4th Jul, 2023 12:00
PROPERTY FROM AN IMPORTANT PRIVATE COLLECTION (LOTS 7-14)
MARY POTTER (BRITISH, 1900-1981)
Bandstand
oil on board
36 x 60 cm. (14 x 23 3/4 in.)
Provenance
With The New Art Centre, London, 10 June 1981, where purchased by the family of the present owner
Mary Potter is often remembered for depicting the scenes she saw from her window, from The Window, Chiswick, 1929, to Chiswick Mall, painted in the 1930s. In using a soft and inviting pallet, Potter’s work welcomes observers into the warmth of her own familiar settings. She often painted views from her Chiswick home. It is through the lens of familiarity that we experience her works, more often than not from a perspective where we are an observer looking onto something.
In this case, Bandstand, combines many elements of the artist’s oeuvre, from the interior perspectives looking out, to her rendering of costal scenes, using heavy paint, and soft tones, Potter captures elements of abstract amongst landscape in this work.

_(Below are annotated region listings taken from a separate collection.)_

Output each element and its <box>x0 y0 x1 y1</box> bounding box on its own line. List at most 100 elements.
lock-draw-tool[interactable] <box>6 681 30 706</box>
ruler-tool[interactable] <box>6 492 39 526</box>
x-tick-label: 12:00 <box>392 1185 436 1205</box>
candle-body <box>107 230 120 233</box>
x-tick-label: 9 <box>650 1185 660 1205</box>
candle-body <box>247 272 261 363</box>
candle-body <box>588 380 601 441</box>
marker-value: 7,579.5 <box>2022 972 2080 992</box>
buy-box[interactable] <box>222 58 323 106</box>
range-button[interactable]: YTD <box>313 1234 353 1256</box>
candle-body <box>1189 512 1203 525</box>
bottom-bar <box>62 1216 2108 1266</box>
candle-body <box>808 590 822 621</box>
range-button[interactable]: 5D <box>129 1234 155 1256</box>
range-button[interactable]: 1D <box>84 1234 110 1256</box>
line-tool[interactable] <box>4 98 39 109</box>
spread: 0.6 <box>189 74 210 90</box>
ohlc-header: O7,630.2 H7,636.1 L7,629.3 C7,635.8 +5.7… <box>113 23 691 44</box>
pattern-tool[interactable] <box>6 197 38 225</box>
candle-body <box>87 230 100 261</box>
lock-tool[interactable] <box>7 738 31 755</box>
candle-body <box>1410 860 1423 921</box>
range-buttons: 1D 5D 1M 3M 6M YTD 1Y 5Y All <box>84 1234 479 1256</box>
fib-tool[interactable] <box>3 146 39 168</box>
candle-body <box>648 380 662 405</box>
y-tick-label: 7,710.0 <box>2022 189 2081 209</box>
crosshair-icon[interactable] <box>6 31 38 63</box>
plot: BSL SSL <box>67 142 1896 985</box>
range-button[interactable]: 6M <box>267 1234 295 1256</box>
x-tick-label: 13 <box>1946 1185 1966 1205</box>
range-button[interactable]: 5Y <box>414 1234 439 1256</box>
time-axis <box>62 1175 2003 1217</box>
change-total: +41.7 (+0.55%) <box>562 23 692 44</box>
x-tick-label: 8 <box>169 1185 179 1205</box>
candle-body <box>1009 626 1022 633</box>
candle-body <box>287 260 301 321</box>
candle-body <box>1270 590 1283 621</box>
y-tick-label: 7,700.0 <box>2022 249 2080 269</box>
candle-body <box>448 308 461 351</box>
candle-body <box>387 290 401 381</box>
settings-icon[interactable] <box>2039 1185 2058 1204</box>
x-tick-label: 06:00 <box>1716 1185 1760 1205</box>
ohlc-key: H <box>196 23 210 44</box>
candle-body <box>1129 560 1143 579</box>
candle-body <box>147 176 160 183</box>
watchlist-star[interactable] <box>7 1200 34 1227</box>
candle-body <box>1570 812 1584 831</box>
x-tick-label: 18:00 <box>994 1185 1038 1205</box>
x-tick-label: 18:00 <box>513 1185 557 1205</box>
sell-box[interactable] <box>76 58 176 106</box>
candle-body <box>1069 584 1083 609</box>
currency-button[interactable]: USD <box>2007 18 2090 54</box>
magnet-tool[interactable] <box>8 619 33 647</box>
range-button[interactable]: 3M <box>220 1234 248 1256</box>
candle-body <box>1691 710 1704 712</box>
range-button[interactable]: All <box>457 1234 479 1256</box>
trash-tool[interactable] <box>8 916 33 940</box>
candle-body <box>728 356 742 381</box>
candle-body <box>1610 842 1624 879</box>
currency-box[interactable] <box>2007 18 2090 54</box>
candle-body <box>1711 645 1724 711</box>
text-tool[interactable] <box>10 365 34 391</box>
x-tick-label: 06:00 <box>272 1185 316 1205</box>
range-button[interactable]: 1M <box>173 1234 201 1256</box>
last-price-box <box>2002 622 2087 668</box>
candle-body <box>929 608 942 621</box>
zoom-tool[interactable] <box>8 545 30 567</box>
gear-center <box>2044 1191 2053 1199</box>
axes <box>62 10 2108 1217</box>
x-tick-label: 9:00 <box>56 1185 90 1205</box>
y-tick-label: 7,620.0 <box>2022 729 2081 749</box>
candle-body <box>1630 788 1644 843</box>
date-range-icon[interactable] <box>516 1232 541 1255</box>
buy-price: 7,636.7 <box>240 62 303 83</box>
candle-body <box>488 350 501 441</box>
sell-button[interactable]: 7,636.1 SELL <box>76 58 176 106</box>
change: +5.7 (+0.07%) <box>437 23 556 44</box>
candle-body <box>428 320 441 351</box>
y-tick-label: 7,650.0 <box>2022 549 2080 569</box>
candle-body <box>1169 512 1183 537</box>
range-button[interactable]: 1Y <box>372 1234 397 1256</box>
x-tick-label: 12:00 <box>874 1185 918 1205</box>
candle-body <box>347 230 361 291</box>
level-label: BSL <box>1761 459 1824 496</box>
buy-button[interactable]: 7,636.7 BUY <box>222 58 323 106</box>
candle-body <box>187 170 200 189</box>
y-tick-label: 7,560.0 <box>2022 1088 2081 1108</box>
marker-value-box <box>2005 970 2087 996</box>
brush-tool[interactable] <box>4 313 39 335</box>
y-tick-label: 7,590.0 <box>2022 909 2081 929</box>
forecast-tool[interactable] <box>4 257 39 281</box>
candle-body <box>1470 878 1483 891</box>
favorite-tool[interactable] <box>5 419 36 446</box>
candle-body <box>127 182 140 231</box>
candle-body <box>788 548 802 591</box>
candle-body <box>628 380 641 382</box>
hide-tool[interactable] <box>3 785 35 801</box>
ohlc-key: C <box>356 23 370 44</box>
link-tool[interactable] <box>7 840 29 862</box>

This was consistent throughout her career as an artist, in later life, it was costal scenes from Aldeburgh Suffolk, where she lived for many years, that dominated the subject-matter and in the same way to those painted in London, capturing the artist’s tenderness towards the place in which she resided.

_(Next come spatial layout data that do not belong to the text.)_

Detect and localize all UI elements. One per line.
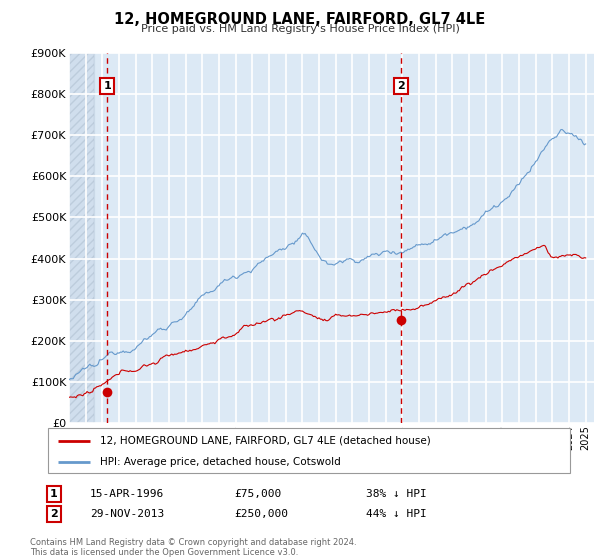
Text: 12, HOMEGROUND LANE, FAIRFORD, GL7 4LE (detached house): 12, HOMEGROUND LANE, FAIRFORD, GL7 4LE (… xyxy=(100,436,431,446)
Text: 2: 2 xyxy=(397,81,405,91)
Text: Price paid vs. HM Land Registry's House Price Index (HPI): Price paid vs. HM Land Registry's House … xyxy=(140,24,460,34)
Text: 12, HOMEGROUND LANE, FAIRFORD, GL7 4LE: 12, HOMEGROUND LANE, FAIRFORD, GL7 4LE xyxy=(115,12,485,27)
Text: 2: 2 xyxy=(50,509,58,519)
FancyBboxPatch shape xyxy=(48,428,570,473)
Text: 15-APR-1996: 15-APR-1996 xyxy=(90,489,164,499)
Text: 38% ↓ HPI: 38% ↓ HPI xyxy=(366,489,427,499)
Text: HPI: Average price, detached house, Cotswold: HPI: Average price, detached house, Cots… xyxy=(100,457,341,467)
Text: £75,000: £75,000 xyxy=(234,489,281,499)
Text: 44% ↓ HPI: 44% ↓ HPI xyxy=(366,509,427,519)
Text: £250,000: £250,000 xyxy=(234,509,288,519)
Text: 29-NOV-2013: 29-NOV-2013 xyxy=(90,509,164,519)
Text: This data is licensed under the Open Government Licence v3.0.: This data is licensed under the Open Gov… xyxy=(30,548,298,557)
Text: 1: 1 xyxy=(50,489,58,499)
Bar xyxy=(69,53,94,423)
Text: Contains HM Land Registry data © Crown copyright and database right 2024.: Contains HM Land Registry data © Crown c… xyxy=(30,538,356,547)
Text: 1: 1 xyxy=(103,81,111,91)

As an artist, Potter, spent much time among various artistic circles, in London, she was a brief member of the Seven and Five Society, exhibited with The New English Art Club, known as the NEAC. It was during the 1930s that Potter had a variety of solo-exhibitions from the Leicester Galleries, Redfern Gallery and the New Art Centre. In 1964, a traveling retrospective of her work at Whitechapel Art Gallery, Mary Potter Paintings 1938-1964, documented a combination of the artists paintings.